Outra iniciativa que visa ampliar a visibilidade das pesquisas realizadas pelas mulheres cientistas e inspirar e envolver mulheres e meninas na ciência é o Museu Espaço Ciência, localizado em Olinda/PE. O espaço preserva, interpreta e promove o patrimônio científico da humanidade: mantém um acervo de experimentos; cria condições para a fruição e compreensão e promoção do patrimônio científico. Durante essa semana, o espaço está promovendo a Semana das Mulheres e Meninas na Ciência com diversas atividades, dentre elas uma remota que falar sobre o trabalho de três cientistas: Rosalind Franklin, principal responsável pela descoberta da estrutura do DNA; e as contemporâneas Ester Sabino e Jaqueline Goes, que fizeram parte da equipe brasileira que sequenciou, em tempo recorde, o genoma do SARS-COV-2, responsável pela covid-19. 

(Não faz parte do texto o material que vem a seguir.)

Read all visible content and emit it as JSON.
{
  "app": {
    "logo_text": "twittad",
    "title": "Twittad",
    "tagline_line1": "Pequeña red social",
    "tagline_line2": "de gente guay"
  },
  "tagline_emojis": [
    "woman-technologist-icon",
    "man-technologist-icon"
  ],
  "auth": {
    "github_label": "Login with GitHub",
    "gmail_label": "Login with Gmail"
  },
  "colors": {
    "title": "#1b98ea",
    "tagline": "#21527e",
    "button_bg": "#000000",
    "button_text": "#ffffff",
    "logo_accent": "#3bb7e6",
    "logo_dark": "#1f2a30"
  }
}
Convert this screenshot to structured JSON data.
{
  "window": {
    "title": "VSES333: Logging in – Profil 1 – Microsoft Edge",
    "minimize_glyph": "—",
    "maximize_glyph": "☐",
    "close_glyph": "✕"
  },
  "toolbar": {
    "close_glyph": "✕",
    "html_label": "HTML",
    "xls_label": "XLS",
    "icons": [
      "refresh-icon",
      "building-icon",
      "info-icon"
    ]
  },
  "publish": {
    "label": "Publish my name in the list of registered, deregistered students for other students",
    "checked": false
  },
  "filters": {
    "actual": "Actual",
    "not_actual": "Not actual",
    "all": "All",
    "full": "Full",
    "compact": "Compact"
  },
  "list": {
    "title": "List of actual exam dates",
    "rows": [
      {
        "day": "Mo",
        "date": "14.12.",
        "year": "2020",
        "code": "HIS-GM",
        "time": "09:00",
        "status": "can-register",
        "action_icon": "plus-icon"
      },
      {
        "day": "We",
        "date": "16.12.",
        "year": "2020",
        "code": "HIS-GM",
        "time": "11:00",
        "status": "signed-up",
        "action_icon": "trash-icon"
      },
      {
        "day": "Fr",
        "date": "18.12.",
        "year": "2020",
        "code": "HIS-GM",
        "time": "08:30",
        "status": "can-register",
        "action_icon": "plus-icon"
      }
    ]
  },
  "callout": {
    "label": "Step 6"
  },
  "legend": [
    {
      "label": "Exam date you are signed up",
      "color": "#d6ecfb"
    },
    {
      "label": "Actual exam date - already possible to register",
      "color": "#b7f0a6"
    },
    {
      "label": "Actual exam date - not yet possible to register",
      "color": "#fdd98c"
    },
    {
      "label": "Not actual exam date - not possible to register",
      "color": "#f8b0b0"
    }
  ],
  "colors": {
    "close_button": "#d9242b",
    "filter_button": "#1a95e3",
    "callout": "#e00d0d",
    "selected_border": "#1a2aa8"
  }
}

Por fim, o Dia Internacional das Mulheres e Meninas nas Ciências lembra que a garantia da maior representatividade está diretamente ligada à redução das situações de vulnerabilidades sociais provocadas pela desigualdade de gênero, permitindo o empoderamento econômico e maior contribuição ao desenvolvimento sustentável do planeta de acordo com a Agenda 2030 para o Desenvolvimento Sustentável, aprovada pela Assembleia das Nações Unidas.